The term “lazy assignment” is usually associated with computer programming, but as applied to A/B and multivariate testing experiments, it’s become a useful term to describe a method of test segmentation.
Evan Miller describes it beautifully on his blog, and we’d like to expand on that a bit in terms of how beneficial it can be when designing tests for apps and games.

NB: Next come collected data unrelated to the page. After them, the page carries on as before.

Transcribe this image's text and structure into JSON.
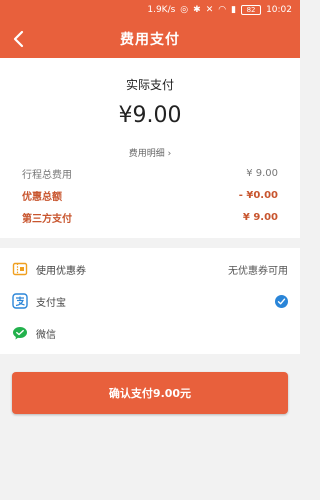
{
  "status_bar": {
    "speed": "1.9K/s",
    "battery": "82",
    "time": "10:02"
  },
  "header": {
    "title": "费用支付"
  },
  "summary": {
    "pay_label": "实际支付",
    "pay_amount": "¥9.00",
    "detail_link": "费用明细 ›",
    "rows": [
      {
        "label": "行程总费用",
        "value": "¥ 9.00"
      },
      {
        "label": "优惠总额",
        "value": "- ¥0.00"
      },
      {
        "label": "第三方支付",
        "value": "¥ 9.00"
      }
    ]
  },
  "options": {
    "coupon": {
      "label": "使用优惠券",
      "value": "无优惠券可用"
    },
    "alipay": {
      "label": "支付宝",
      "selected": true
    },
    "wechat": {
      "label": "微信"
    }
  },
  "confirm": {
    "label": "确认支付9.00元"
  },
  "colors": {
    "accent": "#e8603c",
    "red_text": "#c8552e",
    "alipay_blue": "#2a85d8",
    "wechat_green": "#22b14c",
    "coupon_orange": "#f0a020"
  }
}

Leveraging data to make better and more efficient decisions is the core of our philosophy. It’s why we built Splitforce. Any tool or technique you can use to squeeze even a tiny measure of extra efficiency out of your experiments can pay off big in the long run. With that in mind, it’s important to know that in many cases you can dramatically increase the efficiency of your tests by making one simple consideration in its planning phase: Assignment.
Why Does Assignment Matter?
Users are a precious and finite resource. When you’re running tests to optimize your app, each visitor presents a learning opportunity. Input volume requirements for certain tests can be a significant challenge, especially for operations with less traffic to work with. By reducing the amount of noise in your tests, you can decrease the user resources that it requires to reach statistical significance.
By lowering the amount of subjects your test requires, it can be completed more quickly, and you can move onto developing and testing your app’s next improvement. The more validated improvements you can make to your app, the better it will perform for both you, and your users.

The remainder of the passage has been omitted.